1. Field of the Invention
The present invention generally relates to communication systems and, more particularly, to a synchronization loss resilient digital communication system using Forward Erasure Correction (FXC).
2. Background of the Invention
Wireless digital communications systems are subject to multi-path and fades, which can lead to loss of synchronization. The data transmitted during periods of lost synchronization are normally lost to the receiver. Thus, the problem to be solved is how to design a wireless digital communication system that is resilient to synchronization loss due to multi-path and fading, with as low an overhead rate as possible.
The effects of multi-path and fading effects on Wireless digital communication links are well understood and their probability characteristics have been documented. For example, in Advanced Television Systems Committee (ATSC) 8 Vestigial Side Band (8VSB) transmission systems for High Definition Television (HDTV) broadcast in the United States, the probability distribution of fade duration has been studied. Reception of the 8VSB system on a mobile device further increases the probability of synchronization loss. Even after synchronization is reacquired, useful data cannot be recovered in an ATSC 8VSB system until trellis decoding is re-trained, and an interleaver begins a new block.

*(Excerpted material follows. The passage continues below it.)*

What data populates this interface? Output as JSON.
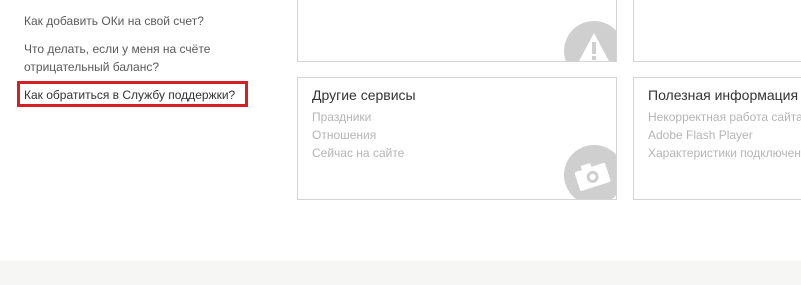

The ATSC 8VSB system includes several types of channel coding to protect against noisy transmission, including trellis coding, interleaving, and Reed Solomon (RS) Forward Error Correction (FEC). But when synchronization loss occurs, the channel coding methods used do not assist in recovering the data.
Repeatedly transmitting data can improve system resiliency synchronization loss, but at the cost of high overhead. Allocating more of the available bandwidth to repeated transmission of data reduces the amount of original data that can be transmitted, which means fewer programs, or lower quality of transmitted programs.
It has also been proposed that instead of repeatedly transmitting the original data, the overhead rate could be reduced by redundantly transmitting a lower bit-rate version of the original data. When the original data is lost due to synchronization loss, the reduced resolution version is used by the receiver. This allows graceful degradation, i.e., a lower quality version of the original data is available rather than the original data. However, if the original higher resolution data is required, the reduced resolution version may prove unsatisfactory.
Accordingly, it would be desirable and highly advantageous to have a synchronization loss resilient digital communications system that overcomes the above stated problems of the prior art.